Natural history museum in California

The Buena Vista Museum of Natural History & Science is a natural history museum in Bakersfield, California. It is located downtown in the Arts district. The museum focuses on three areas: geology, anthropology, and paleontology.

==History==
The museum was founded in 1995. The museum was centered on the Bob and Mary Ernst Collection of Miocene fossils from Shark Tooth Hill (in Kern County). It is the largest collection of Miocene fossils from that location. Originally the museum was housed out of a small space in the California Living Museum (CALM). The collection would continue to grow, encompassing areas outside of Kern County.

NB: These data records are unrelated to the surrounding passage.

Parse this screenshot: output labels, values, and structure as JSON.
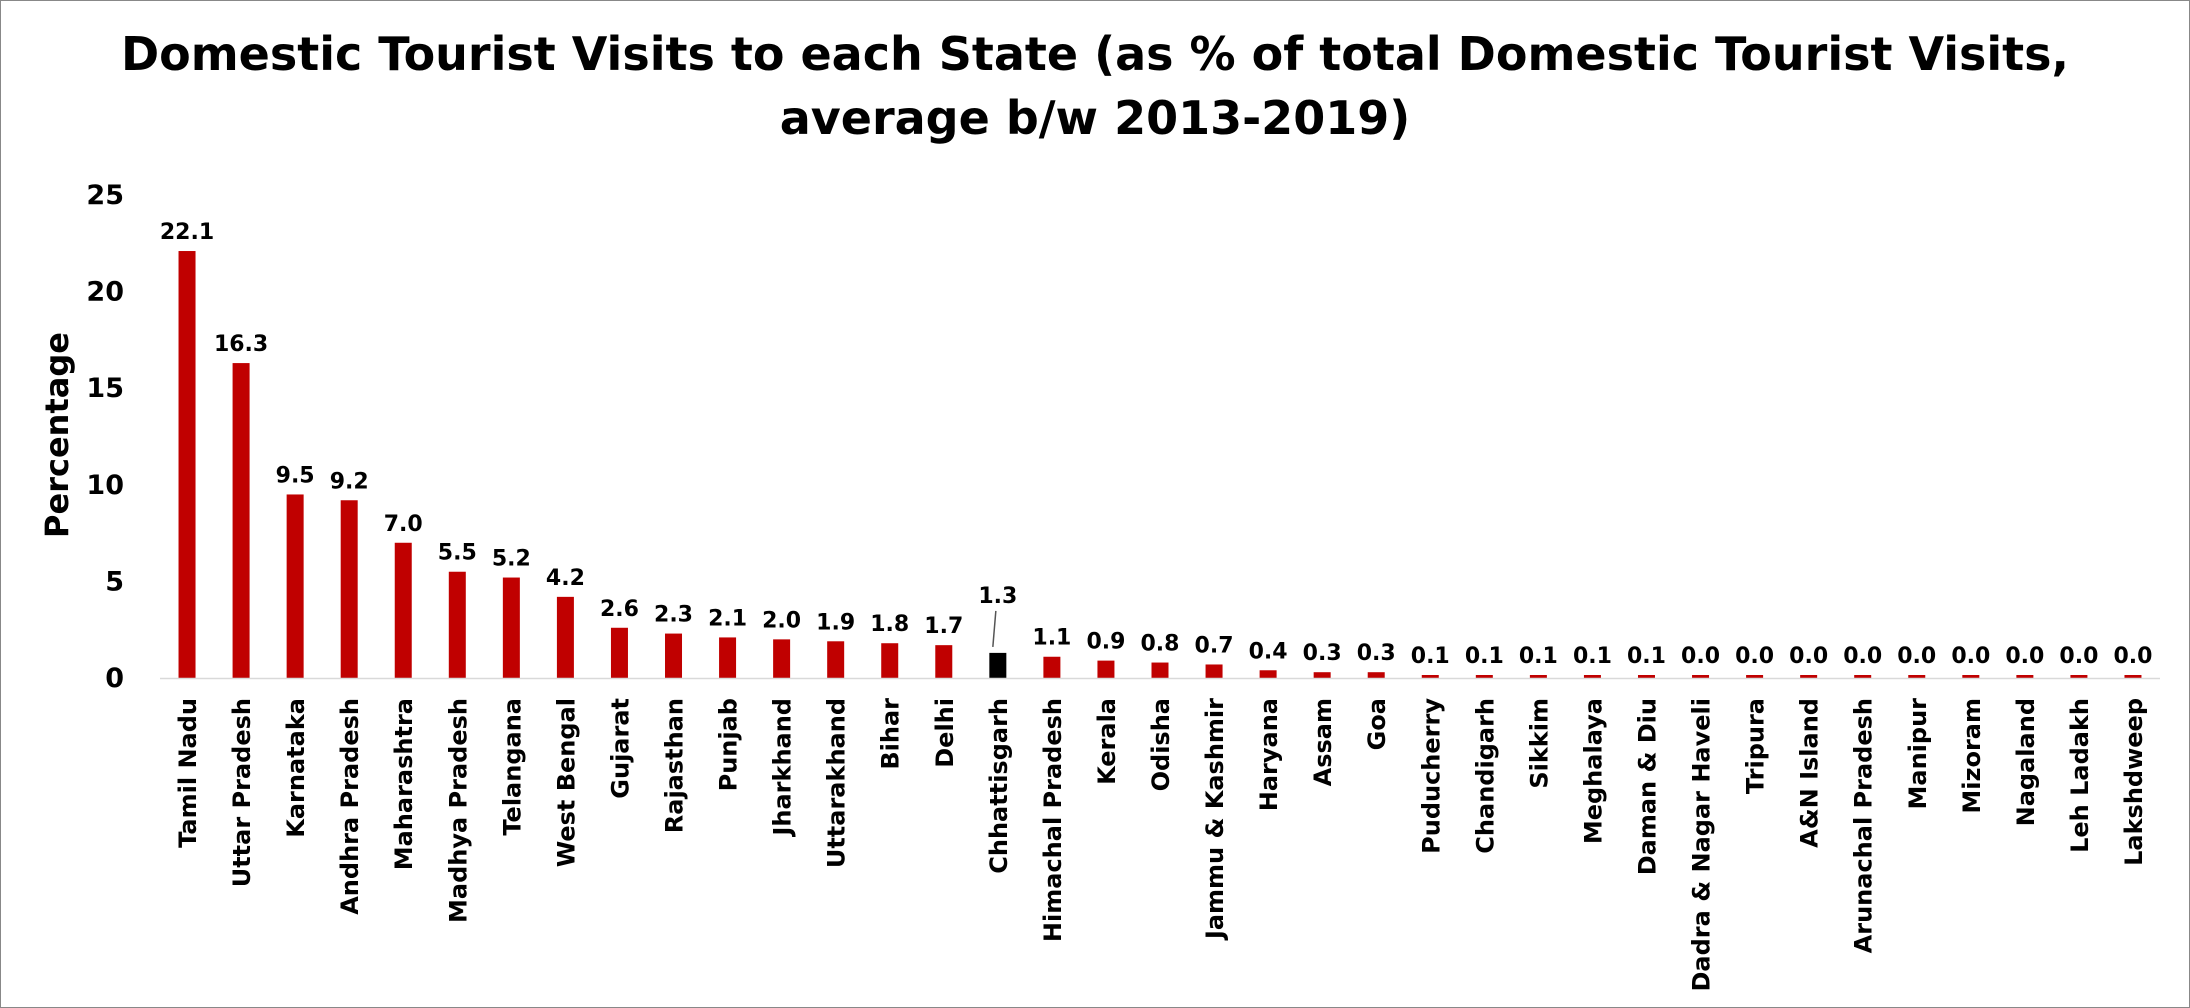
{
  "chart_data": {
    "type": "bar",
    "title_lines": [
      "Domestic Tourist Visits to each State (as % of total Domestic Tourist Visits,",
      "average b/w 2013-2019)"
    ],
    "xlabel": "",
    "ylabel": "Percentage",
    "ylim": [
      0,
      25
    ],
    "yticks": [
      0,
      5,
      10,
      15,
      20,
      25
    ],
    "grid": false,
    "legend": "none",
    "bar_color": "#c00000",
    "highlight_color": "#000000",
    "highlight_category": "Chhattisgarh",
    "categories": [
      "Tamil Nadu",
      "Uttar Pradesh",
      "Karnataka",
      "Andhra Pradesh",
      "Maharashtra",
      "Madhya Pradesh",
      "Telangana",
      "West Bengal",
      "Gujarat",
      "Rajasthan",
      "Punjab",
      "Jharkhand",
      "Uttarakhand",
      "Bihar",
      "Delhi",
      "Chhattisgarh",
      "Himachal Pradesh",
      "Kerala",
      "Odisha",
      "Jammu & Kashmir",
      "Haryana",
      "Assam",
      "Goa",
      "Puducherry",
      "Chandigarh",
      "Sikkim",
      "Meghalaya",
      "Daman & Diu",
      "Dadra & Nagar Haveli",
      "Tripura",
      "A&N Island",
      "Arunachal Pradesh",
      "Manipur",
      "Mizoram",
      "Nagaland",
      "Leh Ladakh",
      "Lakshdweep"
    ],
    "values": [
      22.1,
      16.3,
      9.5,
      9.2,
      7.0,
      5.5,
      5.2,
      4.2,
      2.6,
      2.3,
      2.1,
      2.0,
      1.9,
      1.8,
      1.7,
      1.3,
      1.1,
      0.9,
      0.8,
      0.7,
      0.4,
      0.3,
      0.3,
      0.1,
      0.1,
      0.1,
      0.1,
      0.1,
      0.0,
      0.0,
      0.0,
      0.0,
      0.0,
      0.0,
      0.0,
      0.0,
      0.0
    ],
    "data_labels": [
      "22.1",
      "16.3",
      "9.5",
      "9.2",
      "7.0",
      "5.5",
      "5.2",
      "4.2",
      "2.6",
      "2.3",
      "2.1",
      "2.0",
      "1.9",
      "1.8",
      "1.7",
      "1.3",
      "1.1",
      "0.9",
      "0.8",
      "0.7",
      "0.4",
      "0.3",
      "0.3",
      "0.1",
      "0.1",
      "0.1",
      "0.1",
      "0.1",
      "0.0",
      "0.0",
      "0.0",
      "0.0",
      "0.0",
      "0.0",
      "0.0",
      "0.0",
      "0.0"
    ]
  }
}
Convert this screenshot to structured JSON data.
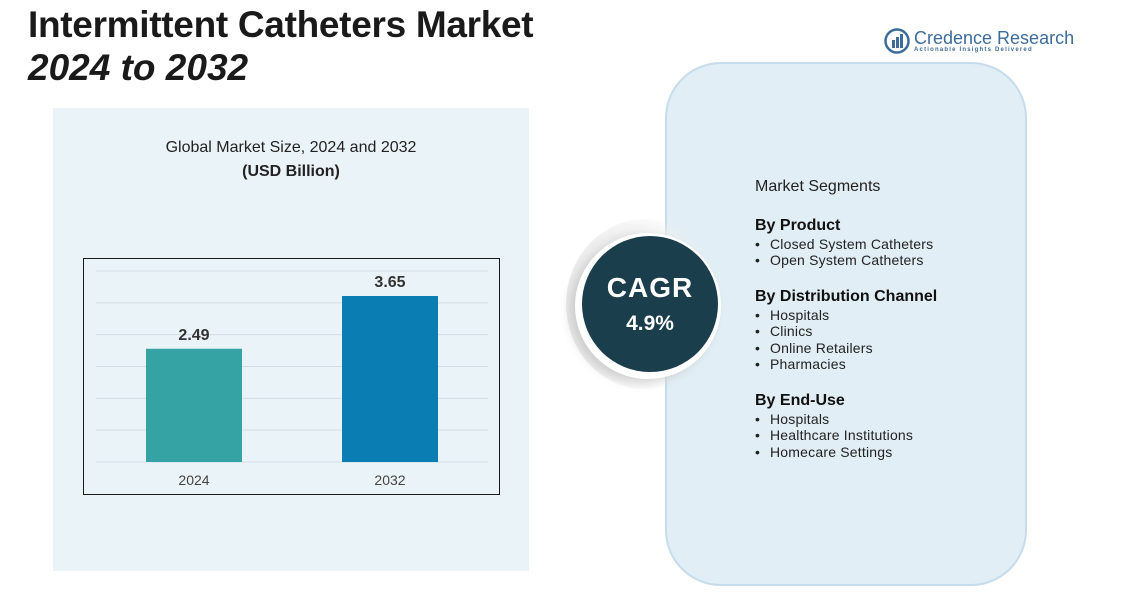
{
  "header": {
    "title_line1": "Intermittent Catheters Market",
    "title_line2": "2024 to 2032"
  },
  "logo": {
    "name": "Credence Research",
    "tagline": "Actionable Insights Delivered",
    "icon": "credence-logo-icon"
  },
  "chart_data": {
    "type": "bar",
    "title": "Global Market Size, 2024 and 2032",
    "unit": "(USD Billion)",
    "categories": [
      "2024",
      "2032"
    ],
    "values": [
      2.49,
      3.65
    ],
    "value_labels": [
      "2.49",
      "3.65"
    ],
    "colors": [
      "#35a3a3",
      "#0a7db3"
    ],
    "ylim": [
      0,
      4.2
    ],
    "grid": true,
    "xlabel": "",
    "ylabel": ""
  },
  "cagr": {
    "label": "CAGR",
    "value": "4.9%"
  },
  "segments": {
    "heading": "Market Segments",
    "groups": [
      {
        "title": "By Product",
        "items": [
          "Closed System Catheters",
          "Open System Catheters"
        ]
      },
      {
        "title": "By Distribution Channel",
        "items": [
          "Hospitals",
          "Clinics",
          "Online Retailers",
          "Pharmacies"
        ]
      },
      {
        "title": "By End-Use",
        "items": [
          "Hospitals",
          "Healthcare Institutions",
          "Homecare Settings"
        ]
      }
    ]
  }
}
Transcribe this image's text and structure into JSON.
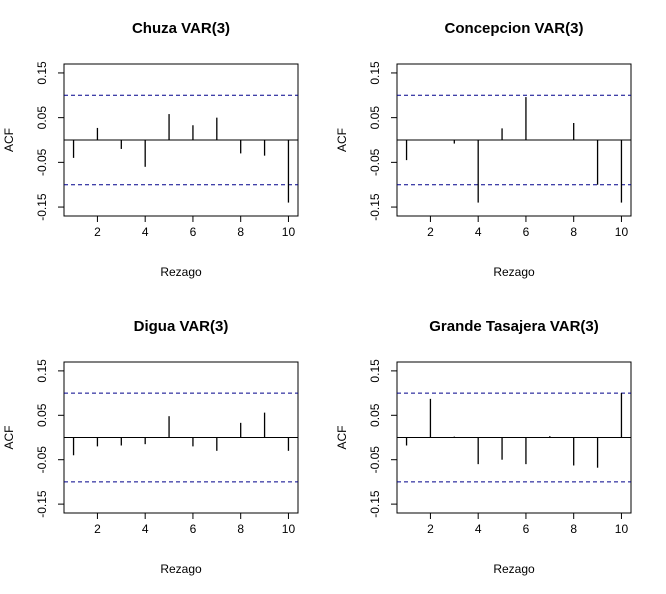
{
  "chart_data": [
    {
      "type": "bar",
      "title": "Chuza VAR(3)",
      "xlabel": "Rezago",
      "ylabel": "ACF",
      "xlim": [
        0.6,
        10.4
      ],
      "ylim": [
        -0.17,
        0.17
      ],
      "x_ticks": [
        2,
        4,
        6,
        8,
        10
      ],
      "y_ticks": [
        -0.15,
        -0.05,
        0.05,
        0.15
      ],
      "confidence_bound": 0.1,
      "x": [
        1,
        2,
        3,
        4,
        5,
        6,
        7,
        8,
        9,
        10
      ],
      "values": [
        -0.04,
        0.027,
        -0.02,
        -0.06,
        0.058,
        0.033,
        0.05,
        -0.03,
        -0.035,
        -0.14
      ]
    },
    {
      "type": "bar",
      "title": "Concepcion  VAR(3)",
      "xlabel": "Rezago",
      "ylabel": "ACF",
      "xlim": [
        0.6,
        10.4
      ],
      "ylim": [
        -0.17,
        0.17
      ],
      "x_ticks": [
        2,
        4,
        6,
        8,
        10
      ],
      "y_ticks": [
        -0.15,
        -0.05,
        0.05,
        0.15
      ],
      "confidence_bound": 0.1,
      "x": [
        1,
        2,
        3,
        4,
        5,
        6,
        7,
        8,
        9,
        10
      ],
      "values": [
        -0.045,
        0.0,
        -0.008,
        -0.14,
        0.026,
        0.096,
        0.0,
        0.038,
        -0.1,
        -0.14
      ]
    },
    {
      "type": "bar",
      "title": "Digua VAR(3)",
      "xlabel": "Rezago",
      "ylabel": "ACF",
      "xlim": [
        0.6,
        10.4
      ],
      "ylim": [
        -0.17,
        0.17
      ],
      "x_ticks": [
        2,
        4,
        6,
        8,
        10
      ],
      "y_ticks": [
        -0.15,
        -0.05,
        0.05,
        0.15
      ],
      "confidence_bound": 0.1,
      "x": [
        1,
        2,
        3,
        4,
        5,
        6,
        7,
        8,
        9,
        10
      ],
      "values": [
        -0.04,
        -0.02,
        -0.018,
        -0.015,
        0.048,
        -0.02,
        -0.03,
        0.033,
        0.056,
        -0.03
      ]
    },
    {
      "type": "bar",
      "title": "Grande Tasajera VAR(3)",
      "xlabel": "Rezago",
      "ylabel": "ACF",
      "xlim": [
        0.6,
        10.4
      ],
      "ylim": [
        -0.17,
        0.17
      ],
      "x_ticks": [
        2,
        4,
        6,
        8,
        10
      ],
      "y_ticks": [
        -0.15,
        -0.05,
        0.05,
        0.15
      ],
      "confidence_bound": 0.1,
      "x": [
        1,
        2,
        3,
        4,
        5,
        6,
        7,
        8,
        9,
        10
      ],
      "values": [
        -0.018,
        0.087,
        0.002,
        -0.06,
        -0.05,
        -0.06,
        0.003,
        -0.063,
        -0.068,
        0.1
      ]
    }
  ],
  "style": {
    "bound_color": "#00008b",
    "bar_color": "#000000",
    "axis_color": "#000000"
  }
}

Because of the growth, the museum would move several times before arriving at the current location in downtown.

==Description==
The centerpiece of the museum is the Mary Ernst Collection of Miocene fossils from Shark Tooth Hill. Other exhibits include: collection of taxidermy animals from Africa, replica of a triceratops skull, replica of a yokuts Indian village, and a model of Yosemite Valley complete with roads, buildings, and trails. Several of these items are not owned by museum, but are on long term loan. The museum also contains an interactive section known as the "Oh Zone". There is also a Paleo Lab, which is equipped to clean, repair, preserve, and reconstruct fossils and other artifacts.